Estos eran, por lo menos durante aquellas interminables semanas, los pensamientos que el doctor Rieux revolvía en su cabeza mezclados a los que atañían a su separación, y eran también los mismos que veía reflejarse en las caras de sus amigos. Pero el efecto más peligroso del agotamiento que ganaba, poco a poco, a todos los que mantenían esta lucha contra la plaga, no era esta indiferencia ante los acontecimientos exteriores o ante los testimonios de los otros, sino el abandono a que se entregaban. Habían llegado a evitar todos los movimientos que no fueran indispensables o que les pareciesen superiores a sus fuerzas. Así llegaron a abandonar, cada vez más frecuentemente, las reglas de higiene que tenían proscriptas, a olvidar algunas de las numerosas desinfecciones que debían practicar sobre ellos mismos, a correr, sin precaverse contra el contagio, hacia los atacados de peste pulmonar, porque, avisados en el último momento para acudir a las casas infectadas, les había parecido agotador ir primero al local donde se hacían las instalaciones necesarias.

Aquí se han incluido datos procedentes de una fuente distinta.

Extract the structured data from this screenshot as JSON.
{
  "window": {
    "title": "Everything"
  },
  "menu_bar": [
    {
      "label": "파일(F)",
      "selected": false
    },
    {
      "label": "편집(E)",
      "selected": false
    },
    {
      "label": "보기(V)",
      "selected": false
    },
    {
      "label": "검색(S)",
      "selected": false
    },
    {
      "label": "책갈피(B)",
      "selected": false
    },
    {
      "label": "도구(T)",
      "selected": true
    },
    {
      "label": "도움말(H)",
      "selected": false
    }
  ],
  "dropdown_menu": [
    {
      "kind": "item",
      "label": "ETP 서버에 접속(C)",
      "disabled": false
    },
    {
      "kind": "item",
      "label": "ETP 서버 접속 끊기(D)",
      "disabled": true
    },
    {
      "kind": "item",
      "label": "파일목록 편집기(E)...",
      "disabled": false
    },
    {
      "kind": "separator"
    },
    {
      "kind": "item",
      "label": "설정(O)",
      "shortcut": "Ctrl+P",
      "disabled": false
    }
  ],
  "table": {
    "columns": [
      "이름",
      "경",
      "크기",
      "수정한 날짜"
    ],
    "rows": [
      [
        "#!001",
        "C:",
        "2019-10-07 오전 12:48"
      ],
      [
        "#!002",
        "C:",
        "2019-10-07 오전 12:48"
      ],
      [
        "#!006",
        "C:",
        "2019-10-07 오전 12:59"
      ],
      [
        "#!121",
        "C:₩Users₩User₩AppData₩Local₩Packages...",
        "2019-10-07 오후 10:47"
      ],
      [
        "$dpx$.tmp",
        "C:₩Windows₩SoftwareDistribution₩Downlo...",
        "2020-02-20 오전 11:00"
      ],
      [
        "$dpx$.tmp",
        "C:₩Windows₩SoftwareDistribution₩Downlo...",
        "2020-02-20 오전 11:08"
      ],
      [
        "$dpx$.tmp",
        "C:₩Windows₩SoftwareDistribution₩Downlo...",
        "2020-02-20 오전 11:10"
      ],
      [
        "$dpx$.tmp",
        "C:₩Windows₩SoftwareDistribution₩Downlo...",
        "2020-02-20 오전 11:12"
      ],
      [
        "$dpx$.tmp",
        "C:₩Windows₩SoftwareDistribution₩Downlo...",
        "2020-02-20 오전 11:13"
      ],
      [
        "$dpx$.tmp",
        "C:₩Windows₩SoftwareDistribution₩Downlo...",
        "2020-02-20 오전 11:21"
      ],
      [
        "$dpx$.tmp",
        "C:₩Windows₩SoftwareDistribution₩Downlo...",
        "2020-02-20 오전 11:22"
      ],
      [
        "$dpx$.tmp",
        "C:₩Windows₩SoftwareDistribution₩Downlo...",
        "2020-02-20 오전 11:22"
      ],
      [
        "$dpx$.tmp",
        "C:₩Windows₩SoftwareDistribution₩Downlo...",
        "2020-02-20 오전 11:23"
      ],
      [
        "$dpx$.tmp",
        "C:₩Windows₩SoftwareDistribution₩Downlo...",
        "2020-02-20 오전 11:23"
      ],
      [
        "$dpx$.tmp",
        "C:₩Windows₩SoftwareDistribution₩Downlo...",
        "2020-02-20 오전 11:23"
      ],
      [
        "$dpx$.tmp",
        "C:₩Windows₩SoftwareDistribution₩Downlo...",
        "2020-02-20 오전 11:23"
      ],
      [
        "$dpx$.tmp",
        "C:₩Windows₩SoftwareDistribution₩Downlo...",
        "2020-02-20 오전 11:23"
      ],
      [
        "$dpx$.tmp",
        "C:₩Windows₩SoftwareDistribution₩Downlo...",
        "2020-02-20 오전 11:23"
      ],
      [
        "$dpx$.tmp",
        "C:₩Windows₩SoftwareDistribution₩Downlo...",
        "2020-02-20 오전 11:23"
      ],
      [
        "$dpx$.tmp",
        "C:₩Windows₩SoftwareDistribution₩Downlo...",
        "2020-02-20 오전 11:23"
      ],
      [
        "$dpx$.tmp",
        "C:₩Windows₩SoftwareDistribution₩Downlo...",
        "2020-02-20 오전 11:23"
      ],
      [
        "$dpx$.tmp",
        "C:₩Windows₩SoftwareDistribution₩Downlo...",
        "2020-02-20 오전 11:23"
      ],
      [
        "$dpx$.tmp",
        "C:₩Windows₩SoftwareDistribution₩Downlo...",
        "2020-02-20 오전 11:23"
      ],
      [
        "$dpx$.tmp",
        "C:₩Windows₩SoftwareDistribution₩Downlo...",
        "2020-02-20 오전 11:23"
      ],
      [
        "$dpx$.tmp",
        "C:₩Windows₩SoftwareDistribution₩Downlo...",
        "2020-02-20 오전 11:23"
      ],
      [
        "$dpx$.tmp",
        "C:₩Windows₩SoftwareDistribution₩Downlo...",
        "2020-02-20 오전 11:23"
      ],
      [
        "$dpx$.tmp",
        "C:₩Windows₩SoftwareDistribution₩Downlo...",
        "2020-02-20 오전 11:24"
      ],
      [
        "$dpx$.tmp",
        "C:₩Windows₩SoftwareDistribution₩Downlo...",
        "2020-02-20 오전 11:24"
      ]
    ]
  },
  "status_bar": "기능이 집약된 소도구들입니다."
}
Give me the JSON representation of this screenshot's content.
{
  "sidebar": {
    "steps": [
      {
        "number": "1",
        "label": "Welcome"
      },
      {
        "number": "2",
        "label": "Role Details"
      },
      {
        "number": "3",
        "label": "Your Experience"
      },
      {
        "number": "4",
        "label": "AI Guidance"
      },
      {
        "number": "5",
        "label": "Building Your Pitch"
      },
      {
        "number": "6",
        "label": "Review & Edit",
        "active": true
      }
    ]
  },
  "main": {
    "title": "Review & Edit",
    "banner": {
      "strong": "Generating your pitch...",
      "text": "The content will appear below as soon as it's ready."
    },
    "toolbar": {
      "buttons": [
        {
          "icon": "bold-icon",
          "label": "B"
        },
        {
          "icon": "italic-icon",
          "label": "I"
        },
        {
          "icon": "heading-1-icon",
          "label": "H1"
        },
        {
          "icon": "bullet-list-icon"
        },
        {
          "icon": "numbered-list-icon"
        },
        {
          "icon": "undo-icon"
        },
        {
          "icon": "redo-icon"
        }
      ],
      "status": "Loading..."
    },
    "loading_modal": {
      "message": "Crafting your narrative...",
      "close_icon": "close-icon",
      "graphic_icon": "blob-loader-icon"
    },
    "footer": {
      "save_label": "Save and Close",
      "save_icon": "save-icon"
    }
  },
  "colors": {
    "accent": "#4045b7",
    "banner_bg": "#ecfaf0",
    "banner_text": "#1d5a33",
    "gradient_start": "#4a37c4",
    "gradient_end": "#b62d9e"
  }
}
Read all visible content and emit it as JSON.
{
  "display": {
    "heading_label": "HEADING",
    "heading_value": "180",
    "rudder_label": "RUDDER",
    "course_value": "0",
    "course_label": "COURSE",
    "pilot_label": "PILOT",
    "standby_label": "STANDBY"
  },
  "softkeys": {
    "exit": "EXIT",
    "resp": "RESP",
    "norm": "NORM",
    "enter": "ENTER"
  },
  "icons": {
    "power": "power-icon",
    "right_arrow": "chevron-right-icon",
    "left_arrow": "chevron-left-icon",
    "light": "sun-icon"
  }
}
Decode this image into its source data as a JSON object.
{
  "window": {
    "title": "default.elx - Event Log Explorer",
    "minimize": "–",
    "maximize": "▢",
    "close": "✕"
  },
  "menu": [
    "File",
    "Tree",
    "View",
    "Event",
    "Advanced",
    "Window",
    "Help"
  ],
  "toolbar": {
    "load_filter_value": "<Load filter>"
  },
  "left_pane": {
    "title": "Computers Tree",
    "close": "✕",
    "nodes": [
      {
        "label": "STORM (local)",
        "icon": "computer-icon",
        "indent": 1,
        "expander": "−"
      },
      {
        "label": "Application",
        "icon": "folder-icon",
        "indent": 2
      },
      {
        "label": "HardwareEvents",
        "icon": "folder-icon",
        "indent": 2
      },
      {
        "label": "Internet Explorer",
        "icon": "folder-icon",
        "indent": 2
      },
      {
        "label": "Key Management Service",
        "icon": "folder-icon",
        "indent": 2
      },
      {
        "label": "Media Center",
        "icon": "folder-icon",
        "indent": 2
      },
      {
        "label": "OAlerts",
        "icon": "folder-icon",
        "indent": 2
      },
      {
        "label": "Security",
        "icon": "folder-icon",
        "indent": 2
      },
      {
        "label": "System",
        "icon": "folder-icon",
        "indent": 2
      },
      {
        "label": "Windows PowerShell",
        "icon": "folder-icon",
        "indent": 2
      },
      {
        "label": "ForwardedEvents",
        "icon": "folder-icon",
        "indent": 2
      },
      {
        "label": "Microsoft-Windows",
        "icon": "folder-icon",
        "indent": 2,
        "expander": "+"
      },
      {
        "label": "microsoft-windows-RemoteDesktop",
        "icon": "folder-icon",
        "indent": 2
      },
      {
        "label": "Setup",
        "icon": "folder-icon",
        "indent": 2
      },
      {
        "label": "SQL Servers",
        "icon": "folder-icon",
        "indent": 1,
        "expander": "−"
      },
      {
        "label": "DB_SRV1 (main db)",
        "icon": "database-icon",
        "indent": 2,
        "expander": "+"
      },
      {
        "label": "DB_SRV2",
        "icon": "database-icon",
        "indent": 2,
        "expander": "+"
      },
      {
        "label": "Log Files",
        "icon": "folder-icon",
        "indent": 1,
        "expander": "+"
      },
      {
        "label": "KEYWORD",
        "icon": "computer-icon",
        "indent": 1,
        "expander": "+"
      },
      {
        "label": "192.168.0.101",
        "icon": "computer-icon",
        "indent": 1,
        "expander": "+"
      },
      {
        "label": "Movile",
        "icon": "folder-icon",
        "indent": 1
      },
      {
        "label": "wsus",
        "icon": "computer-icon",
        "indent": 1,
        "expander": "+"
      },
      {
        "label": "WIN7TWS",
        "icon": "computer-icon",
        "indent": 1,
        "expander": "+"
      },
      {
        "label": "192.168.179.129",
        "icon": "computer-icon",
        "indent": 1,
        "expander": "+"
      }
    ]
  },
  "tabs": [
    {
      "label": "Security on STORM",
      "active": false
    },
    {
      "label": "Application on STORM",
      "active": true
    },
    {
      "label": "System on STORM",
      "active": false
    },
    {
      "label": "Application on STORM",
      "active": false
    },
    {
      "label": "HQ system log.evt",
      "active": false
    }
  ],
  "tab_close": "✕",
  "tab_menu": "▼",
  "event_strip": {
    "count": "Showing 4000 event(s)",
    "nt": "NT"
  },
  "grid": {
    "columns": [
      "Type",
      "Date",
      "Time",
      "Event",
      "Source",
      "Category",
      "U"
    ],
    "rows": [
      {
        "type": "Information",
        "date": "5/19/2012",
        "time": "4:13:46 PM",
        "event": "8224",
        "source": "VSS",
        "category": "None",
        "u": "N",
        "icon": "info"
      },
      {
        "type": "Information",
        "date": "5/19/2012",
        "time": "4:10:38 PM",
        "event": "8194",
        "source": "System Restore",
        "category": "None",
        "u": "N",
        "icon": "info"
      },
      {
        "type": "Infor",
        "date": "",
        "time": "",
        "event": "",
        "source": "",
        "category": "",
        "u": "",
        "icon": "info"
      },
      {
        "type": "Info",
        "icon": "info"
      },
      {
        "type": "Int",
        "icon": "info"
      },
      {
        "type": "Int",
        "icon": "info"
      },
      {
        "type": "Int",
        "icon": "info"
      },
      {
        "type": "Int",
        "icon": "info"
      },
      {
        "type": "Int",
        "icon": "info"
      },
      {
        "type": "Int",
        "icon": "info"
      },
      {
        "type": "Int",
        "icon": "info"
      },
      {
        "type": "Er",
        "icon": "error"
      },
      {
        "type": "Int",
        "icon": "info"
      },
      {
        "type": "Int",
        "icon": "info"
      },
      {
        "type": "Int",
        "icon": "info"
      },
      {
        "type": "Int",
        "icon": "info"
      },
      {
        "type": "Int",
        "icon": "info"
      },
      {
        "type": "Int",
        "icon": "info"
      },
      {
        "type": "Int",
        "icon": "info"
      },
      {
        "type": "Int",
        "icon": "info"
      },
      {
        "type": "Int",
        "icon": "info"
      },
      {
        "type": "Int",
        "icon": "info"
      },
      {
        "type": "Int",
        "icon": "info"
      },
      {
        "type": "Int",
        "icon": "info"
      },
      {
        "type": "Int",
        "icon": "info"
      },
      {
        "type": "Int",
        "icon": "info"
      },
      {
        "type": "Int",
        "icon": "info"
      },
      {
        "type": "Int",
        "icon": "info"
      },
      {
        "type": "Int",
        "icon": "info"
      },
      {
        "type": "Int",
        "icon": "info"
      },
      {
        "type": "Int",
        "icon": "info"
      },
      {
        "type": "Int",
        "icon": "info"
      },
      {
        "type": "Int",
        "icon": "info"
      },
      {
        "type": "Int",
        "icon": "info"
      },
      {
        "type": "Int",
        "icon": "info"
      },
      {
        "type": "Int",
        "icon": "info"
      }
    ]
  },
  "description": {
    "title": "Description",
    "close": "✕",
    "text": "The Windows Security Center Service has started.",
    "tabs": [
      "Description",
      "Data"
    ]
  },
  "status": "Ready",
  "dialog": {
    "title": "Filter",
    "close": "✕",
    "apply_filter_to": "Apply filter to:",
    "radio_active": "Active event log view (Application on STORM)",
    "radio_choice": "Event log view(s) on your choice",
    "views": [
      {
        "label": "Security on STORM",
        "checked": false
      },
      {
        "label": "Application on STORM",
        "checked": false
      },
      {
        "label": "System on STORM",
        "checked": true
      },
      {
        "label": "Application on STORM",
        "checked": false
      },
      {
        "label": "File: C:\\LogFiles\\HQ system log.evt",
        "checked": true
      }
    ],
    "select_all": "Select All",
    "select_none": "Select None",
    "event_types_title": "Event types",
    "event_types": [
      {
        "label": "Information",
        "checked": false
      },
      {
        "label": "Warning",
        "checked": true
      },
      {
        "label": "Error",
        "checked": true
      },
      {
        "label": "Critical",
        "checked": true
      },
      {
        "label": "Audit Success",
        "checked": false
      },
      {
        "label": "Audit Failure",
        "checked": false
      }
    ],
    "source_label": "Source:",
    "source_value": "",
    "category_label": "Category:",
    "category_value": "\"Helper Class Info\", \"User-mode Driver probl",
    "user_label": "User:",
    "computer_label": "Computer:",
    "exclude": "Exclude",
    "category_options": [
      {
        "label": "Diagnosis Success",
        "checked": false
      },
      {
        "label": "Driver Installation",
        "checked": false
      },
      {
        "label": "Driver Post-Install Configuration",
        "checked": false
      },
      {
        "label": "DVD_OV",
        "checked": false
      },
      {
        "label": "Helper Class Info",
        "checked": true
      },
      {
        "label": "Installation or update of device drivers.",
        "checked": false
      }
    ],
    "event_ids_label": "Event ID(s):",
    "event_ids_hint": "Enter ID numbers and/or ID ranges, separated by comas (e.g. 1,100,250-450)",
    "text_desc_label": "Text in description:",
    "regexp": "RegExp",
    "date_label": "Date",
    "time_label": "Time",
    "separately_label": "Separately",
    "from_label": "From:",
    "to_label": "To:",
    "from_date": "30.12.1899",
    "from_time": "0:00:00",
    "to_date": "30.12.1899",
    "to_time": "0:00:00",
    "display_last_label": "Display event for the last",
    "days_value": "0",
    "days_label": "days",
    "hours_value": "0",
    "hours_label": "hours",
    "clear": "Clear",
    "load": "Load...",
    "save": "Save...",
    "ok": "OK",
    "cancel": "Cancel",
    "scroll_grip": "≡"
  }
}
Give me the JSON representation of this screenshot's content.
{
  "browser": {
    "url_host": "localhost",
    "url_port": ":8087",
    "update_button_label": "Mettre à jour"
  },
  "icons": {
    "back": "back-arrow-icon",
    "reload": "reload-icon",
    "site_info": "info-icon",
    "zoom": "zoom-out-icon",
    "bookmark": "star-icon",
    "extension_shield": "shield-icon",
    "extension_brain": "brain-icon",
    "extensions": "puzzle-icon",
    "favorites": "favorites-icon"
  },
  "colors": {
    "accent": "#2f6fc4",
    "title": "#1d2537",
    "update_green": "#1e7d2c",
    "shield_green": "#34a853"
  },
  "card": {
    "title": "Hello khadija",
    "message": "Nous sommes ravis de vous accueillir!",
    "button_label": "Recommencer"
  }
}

En esto estaba el verdadero peligro, pues era la lucha misma contra la peste la que los hacía más vulnerables a ella. Lo dejaban todo al azar y el azar no tiene miramientos con nadie.
Sin embargo, había un hombre en la ciudad que no parecía agotado ni descorazonado y que seguía siendo la viva imagen de la satisfacción. Ese hombre era Cottard. Sabía mantenerse apartado de todo y continuar sus relaciones con los demás, pero sobre todo procuraba ver a Tarrou lo más frecuentemente que el trabajo de éste se lo permitía, en parte porque Tarrou estaba bien informado sobre su caso, en parte porque le acogía siempre con una cordialidad inalterable. Era un continuo milagro; Tarrou, a pesar del trabajo que realizaba, seguía siempre amable y atento. Incluso cuando ciertas noches llegaba a aplastarle el cansancio, encontraba al día siguiente una nueva energía. "Con él —había dicho Cottard a Rambert— se puede hablar porque es un hombre. Siempre está uno seguro de ser comprendido."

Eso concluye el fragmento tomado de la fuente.